When patrol supervisor Sgt. Ben Chavez arrived, a handcuffed Martinez lay bleeding on the ground. Once Martinez was loaded into an ambulance, Chavez climbed in with a tape recorder in hand.
On and off for the next 45 minutes in the ambulance and at the hospital, he repeatedly asked the gravely wounded man to admit he had grabbed the officer’s gun and provoked the struggle. In agony, Martinez is heard screaming in pain and saying he is choking and dying.
“OK. You’re dying. But tell me why you were fighting with the police?” Chavez asks. “Did you want to kill the police or what?” he continues. One officer had said Martinez tried to grab his gun.
In the emergency room, Chavez continued to press Martinez to tell him what happened.

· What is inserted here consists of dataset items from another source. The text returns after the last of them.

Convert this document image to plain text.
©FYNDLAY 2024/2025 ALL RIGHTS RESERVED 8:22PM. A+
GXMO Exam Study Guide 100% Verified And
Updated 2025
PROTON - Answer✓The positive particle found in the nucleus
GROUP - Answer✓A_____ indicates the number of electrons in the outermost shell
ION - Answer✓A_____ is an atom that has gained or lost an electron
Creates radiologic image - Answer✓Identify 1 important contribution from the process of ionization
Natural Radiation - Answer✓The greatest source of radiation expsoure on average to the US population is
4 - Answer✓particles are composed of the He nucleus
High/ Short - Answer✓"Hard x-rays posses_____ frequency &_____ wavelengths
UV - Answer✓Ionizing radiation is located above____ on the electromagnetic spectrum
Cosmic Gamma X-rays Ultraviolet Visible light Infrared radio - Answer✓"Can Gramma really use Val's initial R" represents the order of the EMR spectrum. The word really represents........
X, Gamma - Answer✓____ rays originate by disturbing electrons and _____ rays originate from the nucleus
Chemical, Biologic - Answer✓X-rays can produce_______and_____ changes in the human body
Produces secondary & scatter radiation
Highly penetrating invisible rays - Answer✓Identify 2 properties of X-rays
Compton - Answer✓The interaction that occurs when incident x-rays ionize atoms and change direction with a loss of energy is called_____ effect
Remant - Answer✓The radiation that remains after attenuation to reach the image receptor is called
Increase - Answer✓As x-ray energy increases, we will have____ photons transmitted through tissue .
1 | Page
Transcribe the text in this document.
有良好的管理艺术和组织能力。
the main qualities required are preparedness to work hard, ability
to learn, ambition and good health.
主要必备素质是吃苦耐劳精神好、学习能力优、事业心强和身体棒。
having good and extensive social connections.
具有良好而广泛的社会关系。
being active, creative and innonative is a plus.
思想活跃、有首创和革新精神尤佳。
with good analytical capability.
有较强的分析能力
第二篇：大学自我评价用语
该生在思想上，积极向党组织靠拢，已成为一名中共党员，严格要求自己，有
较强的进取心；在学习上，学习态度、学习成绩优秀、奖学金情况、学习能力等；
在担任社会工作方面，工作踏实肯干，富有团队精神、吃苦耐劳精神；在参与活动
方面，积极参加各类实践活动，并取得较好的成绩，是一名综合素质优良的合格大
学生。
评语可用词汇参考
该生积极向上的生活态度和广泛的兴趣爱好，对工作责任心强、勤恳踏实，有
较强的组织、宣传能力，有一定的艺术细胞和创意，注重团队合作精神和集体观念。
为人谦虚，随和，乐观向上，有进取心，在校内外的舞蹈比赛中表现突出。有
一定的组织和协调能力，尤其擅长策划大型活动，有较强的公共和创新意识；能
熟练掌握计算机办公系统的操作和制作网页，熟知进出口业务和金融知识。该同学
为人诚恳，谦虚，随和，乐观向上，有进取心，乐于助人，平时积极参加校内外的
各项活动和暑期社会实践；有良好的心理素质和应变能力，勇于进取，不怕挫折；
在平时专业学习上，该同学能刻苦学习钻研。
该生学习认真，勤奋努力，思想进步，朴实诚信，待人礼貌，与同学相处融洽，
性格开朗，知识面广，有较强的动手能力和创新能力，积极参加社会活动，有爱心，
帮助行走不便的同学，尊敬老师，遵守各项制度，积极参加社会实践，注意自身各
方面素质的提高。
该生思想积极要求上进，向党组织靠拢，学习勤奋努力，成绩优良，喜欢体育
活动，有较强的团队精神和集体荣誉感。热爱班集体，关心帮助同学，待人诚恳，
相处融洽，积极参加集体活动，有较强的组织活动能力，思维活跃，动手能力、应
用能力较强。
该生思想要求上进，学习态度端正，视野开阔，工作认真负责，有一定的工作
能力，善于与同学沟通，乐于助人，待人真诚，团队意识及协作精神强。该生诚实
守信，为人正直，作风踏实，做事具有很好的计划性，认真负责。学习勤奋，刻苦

“Why did you run from the police?” Chavez is heard to say over the sounds of nurses and doctors.
“Did you get his gun? … Did you to try to shoot the police?”
Martinez in a low voice responds: “I don’t know.... I don’t know.”
Lawyers for Martinez say he panicked when the officer tried to tackle him, but they say he did not grab the officer’s gun.
In the emergency room, he is heard asking Chavez several times to leave him alone. “I don’t want to say anything anymore.”
“No? You don’t want to say what happened?” the sergeant continues.
“It’s hurting a lot. Please!” Martinez implores, his words trailing off into agonized screams. Undaunted, Chavez resumes. “Well, if you’re going to die, tell me what happened.”
Silence came only when pain medication took hold, and Martinez faded into unconsciousness.’
The Supreme Court has just ruled that the police sergeant did not violate the 5th amendment right of Oliverio Martinez.
He is now paralyzed and blind.
Today, a Democracy Now! exclusive. We air for the first time a recording of Sergeant Chavez interrogating Martinez while he screams in excruciating pain. This tape has never been broadcast before.